I thought about what this meant, not only for us as Experiential Marketers, but also for us as a country and as humans.  Over the past 20 years, as a society we seem to have forgotten the real power of collective effervescence.  Instead, we have been moving to an ever more virtual existence.  Physical distance and digital contact are now the norm.  No longer do we need to travel long distances to visit friends and relatives or even across the street.  My own kids sit across the table from each other for dinner or lunch, and text rather than enjoy the warmth of a real conversation.

The challenge of disassociation seems to have reached its climax during the global pandemic of the last two years.  During that time, most of the social gathering places we once held as inviolable, were anything but.  Schools, churches, concert halls and even our most hallowed sporting stadiums, were greatly reduced or in most cases, completely closed to their flocks of ardent fans.
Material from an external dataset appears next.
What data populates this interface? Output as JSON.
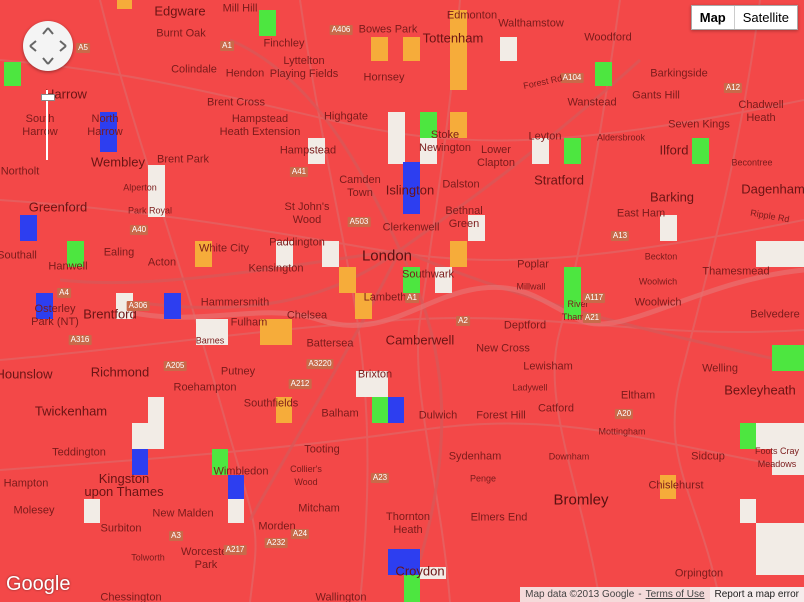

Even today as we emerge from the shutdown, many places rightfully require masks and those that don’t still encourage them.  Masks, while inarguably necessary to maintain public health, also serve to create a barrier. Emotions are conveyed most clearly through human facial expression.  Anyone who has ever had an email or text misunderstood, will vouch for the importance of non-verbal communication.  The reduction of face-to-face interactions has brought that challenge into the “real world”.

The collective impact of the privations of the last year cannot be underestimated.  In the absence of real connection, about 4 in 10 adults in the U.S. have reported symptoms of anxiety or depressive disorder, up from one in ten adults who reported these symptoms prior to the pandemic. [2]  Political discord and the perception of deep divisions are also at an all-time high.  In the vacuum of real conversation, our ability to empathize has been reduced to the lowest point possibly since the Civil War. [3]

So, while we in the Experiential Industry can make no claim to open doors to a higher power, to improve mental health, or to bridge the current perception of philosophical discord, what we can do is to create experiences that elevate the collective consciousness.  To help replace a little of what we have lost these last twenty and two years.  With a little luck and a pinch of artistry, we can often create moments that help bridge the gaps between brands and customers, but more importantly, between all people no matter their color, origin, or political leaning.

As we come to the end of our second long strange year, let us not forget that when we put our minds together, we can create a new generation of safer gatherings that empower us to celebrate the value and passions that bring us together.  Above all, let us embrace the idea of Collective Effervescence by sharing experiences, in real life, that elevate us beyond what we can do alone.